Selasa, 28 Oktober 2008

TUGAS TIK


PENGETAHUAN ALAM


Pengambilan anggrek hutan di Pegunungan Meratus, Kalimantan Selatan kini marak. Tanaman alam itu dalam tiga bulan terakhir terus diperdagangkan sebagai tanaman hias di Kalimantan Selatan. Jika kondisi ini terus dibiarkan, maka plasma nuftah tanaman bakal punah.


“Para penggemar tanaman hias, khususnya penggemar anggrek kebanyakan memburu Lukut Raksasa, nama tanaman setempat untuk anggrek tebu (Grammatophyllum speciosum).
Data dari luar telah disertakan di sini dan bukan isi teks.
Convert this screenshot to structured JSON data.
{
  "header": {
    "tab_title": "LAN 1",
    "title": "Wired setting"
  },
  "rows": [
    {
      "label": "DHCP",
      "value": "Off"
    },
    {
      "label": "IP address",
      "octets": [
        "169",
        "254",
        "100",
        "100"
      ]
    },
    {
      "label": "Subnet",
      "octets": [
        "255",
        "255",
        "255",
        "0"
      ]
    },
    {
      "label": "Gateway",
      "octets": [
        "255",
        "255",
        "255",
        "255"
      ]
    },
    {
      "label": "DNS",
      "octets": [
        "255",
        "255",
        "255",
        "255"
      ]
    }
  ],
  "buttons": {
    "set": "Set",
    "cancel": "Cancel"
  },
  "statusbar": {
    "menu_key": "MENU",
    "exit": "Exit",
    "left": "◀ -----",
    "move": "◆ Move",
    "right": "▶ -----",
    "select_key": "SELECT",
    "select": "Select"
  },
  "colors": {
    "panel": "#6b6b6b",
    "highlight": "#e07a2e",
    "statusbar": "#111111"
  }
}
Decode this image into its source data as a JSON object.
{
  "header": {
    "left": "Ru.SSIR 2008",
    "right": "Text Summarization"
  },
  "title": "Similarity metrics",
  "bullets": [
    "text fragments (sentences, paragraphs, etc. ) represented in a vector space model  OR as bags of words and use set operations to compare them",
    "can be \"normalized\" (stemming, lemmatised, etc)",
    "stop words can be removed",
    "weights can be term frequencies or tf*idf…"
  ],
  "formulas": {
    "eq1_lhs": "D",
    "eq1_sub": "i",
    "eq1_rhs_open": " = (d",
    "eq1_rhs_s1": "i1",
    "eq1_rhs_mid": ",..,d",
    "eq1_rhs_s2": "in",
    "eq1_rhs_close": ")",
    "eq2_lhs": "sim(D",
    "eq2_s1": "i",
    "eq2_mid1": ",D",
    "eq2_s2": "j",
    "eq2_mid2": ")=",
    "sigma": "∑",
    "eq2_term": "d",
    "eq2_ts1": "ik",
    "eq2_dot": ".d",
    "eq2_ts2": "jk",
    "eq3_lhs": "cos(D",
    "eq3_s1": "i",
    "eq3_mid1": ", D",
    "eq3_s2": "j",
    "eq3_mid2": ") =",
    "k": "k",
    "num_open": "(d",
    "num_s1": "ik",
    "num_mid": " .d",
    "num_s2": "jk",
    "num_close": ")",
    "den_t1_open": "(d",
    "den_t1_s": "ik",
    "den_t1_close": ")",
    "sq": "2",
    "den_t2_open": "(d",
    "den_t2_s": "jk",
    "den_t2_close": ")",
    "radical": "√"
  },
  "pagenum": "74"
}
Tanaman yang juga disebut anggrek harimau dijual seharga ratusan ribu hingga jutaan rupiah. Selain itu juga yang banyak diperdagangkan adalah berbagai jenis tanaman kantong semar,” tuturnya.


Ironisnya, warga setempat sendiri juga masih banyak menganggap tanaman tersebut tidak bernilai. “Meskipun sudah ada hukum adat seperti di beberapa balai suku Dayak di Loksado, namun itu belum bisa menghentikan pengambilan anggrek hutan tersebut,” katanya.


Yayasan Cakrawala Hijau Indonesia (YCHI), sejak tahun 2006 lalu sudah meminta pemerintah untuk melindungi kawasan Pegunungan Meratus seluas satu juta hektar.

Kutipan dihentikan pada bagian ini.